Thursday, October 24, 2013

My Teacup Runneth Over

While on a weekend adventure in Port Angeles, we went to the best little coffee shop in town, The Blackbird Coffeehouse, to have some pre-hike refreshments. Rich ordered a drip coffee or something with a concentrated dose of caffeine, while I opted for a cup of tea. The tea was uncommonly good and it was referred to as "Sweet Mint". It was a loose-leaf tea and the paper infuser it was in was anchored in the cup and stayed there as we drove up to Hurricane Ridge and beyond.


After making it to Obstruction Point without too much cringing from exposure or from the near head-on collision with an inattentive driver, we thought we should get out of the car and actually hike. It was cold and rain had been forecast for everywhere, including Sequim, the rainshadow capitol of the PNW and previously referred in a statement about the ever-present sunshine, "It's sunny in Sequim!".  In spite of the impending doom, we zipped up our rain gear to protect against the cold wind and headed out on the Grand Ridge Trail.

While I had been planning to re-create a hike that Rich had been on years before, one that would start two groups of hikers at either end of this ridge, they would meet in the middle and exchange keys, then hike to their friends' cars and reunite elsewhere (perhaps some tea and coffee?), thus allowing the hikers to all hike the length of the ridge without the mess of a car shuttle. But the Forest Service had other plans; they were going to close this road in just a couple of days to do some maintenance before the winter snows set in. Without the luxury of a key exchange, Rich and I were just doing the same-old out-and-back hike.
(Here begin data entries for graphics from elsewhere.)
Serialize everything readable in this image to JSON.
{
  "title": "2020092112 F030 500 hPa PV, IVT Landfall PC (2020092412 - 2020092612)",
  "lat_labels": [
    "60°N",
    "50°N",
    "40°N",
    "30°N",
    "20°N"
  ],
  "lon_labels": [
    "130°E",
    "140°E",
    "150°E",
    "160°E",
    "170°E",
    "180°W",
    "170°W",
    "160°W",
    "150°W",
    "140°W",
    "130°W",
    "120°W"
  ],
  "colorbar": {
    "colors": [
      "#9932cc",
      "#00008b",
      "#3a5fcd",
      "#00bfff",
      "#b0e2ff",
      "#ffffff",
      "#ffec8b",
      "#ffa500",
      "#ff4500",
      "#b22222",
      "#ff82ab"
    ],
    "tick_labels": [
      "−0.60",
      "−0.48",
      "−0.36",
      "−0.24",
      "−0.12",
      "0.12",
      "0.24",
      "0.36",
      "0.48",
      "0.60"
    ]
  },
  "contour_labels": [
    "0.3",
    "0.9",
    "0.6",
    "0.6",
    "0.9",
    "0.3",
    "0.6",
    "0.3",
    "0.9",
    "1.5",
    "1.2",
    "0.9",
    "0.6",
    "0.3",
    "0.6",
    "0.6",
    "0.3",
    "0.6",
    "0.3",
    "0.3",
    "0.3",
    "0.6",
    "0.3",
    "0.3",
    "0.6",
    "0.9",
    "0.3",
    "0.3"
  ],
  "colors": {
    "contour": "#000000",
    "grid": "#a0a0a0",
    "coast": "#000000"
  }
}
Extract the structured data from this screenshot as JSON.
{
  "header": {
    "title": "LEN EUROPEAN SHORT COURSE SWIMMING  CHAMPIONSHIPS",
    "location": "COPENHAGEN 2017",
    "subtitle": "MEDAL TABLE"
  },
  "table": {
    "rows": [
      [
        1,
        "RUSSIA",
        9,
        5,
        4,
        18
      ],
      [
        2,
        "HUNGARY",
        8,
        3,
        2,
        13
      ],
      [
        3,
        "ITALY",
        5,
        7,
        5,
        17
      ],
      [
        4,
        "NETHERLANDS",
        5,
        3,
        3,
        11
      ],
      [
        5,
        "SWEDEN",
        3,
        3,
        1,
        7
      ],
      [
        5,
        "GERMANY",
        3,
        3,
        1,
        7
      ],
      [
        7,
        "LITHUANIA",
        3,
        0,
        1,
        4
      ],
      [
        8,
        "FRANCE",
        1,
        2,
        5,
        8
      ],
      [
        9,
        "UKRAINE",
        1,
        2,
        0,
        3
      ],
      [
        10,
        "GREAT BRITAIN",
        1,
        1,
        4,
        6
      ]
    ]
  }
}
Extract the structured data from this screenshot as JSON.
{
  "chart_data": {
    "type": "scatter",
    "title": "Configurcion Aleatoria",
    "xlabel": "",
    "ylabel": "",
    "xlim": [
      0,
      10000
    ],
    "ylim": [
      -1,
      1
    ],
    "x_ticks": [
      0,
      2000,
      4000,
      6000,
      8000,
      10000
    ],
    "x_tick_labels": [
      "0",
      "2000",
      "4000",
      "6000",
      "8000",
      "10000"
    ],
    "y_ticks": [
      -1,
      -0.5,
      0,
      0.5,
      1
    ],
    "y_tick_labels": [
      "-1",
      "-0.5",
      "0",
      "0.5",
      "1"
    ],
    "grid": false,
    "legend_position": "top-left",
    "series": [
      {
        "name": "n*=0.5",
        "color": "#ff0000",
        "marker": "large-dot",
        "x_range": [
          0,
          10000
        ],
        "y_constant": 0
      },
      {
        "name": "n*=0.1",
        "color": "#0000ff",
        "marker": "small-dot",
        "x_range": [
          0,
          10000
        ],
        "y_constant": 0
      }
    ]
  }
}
The trail started out steeply and with shale, so that it was more of a goat path which reminded me of the hike to Easy Pass in the N Cascades. But soon, the way became more trail-like, leveling off and we even had a few views, though the clouds were closing in. The immediate landscape was something like the moors of Scotland or the interior of Iceland; we were transported off the continent for the afternoon.


The rain started slowly, sneaking in and trying to trap us up on the ridge. Imagining the drive on the exposure-laden gravel road, I willed myself to turn back to the car. The tea was still in the car, with the tea leaves still immersed in water, now cold. But I was thirsty and I took a sip. Instead of a bitter sourness which often comes from over-brewed tea, my mouth was welcomed with a sweet, intense drink. The tea had only improved with time. I had to find out more about this tea, so we left Obstruction Point to head back to Blackbird.

And so began my quest for the "Sweet Mint" tea, which is made by Rishi in lovely Wisconsin. There is no tea by that name, but they have many teas that are enticing (Turmeric Ginger, White Ginseng Detox) which is how it came to be that my cupboards are stocked to the brim with several different varieties of Rishi tea, as well as a few other brands thrown in for good measure. I even purchased a glass double-walled tumbler with a built-in infuser so I can take my favorite tea, Mystic Mint, on the road.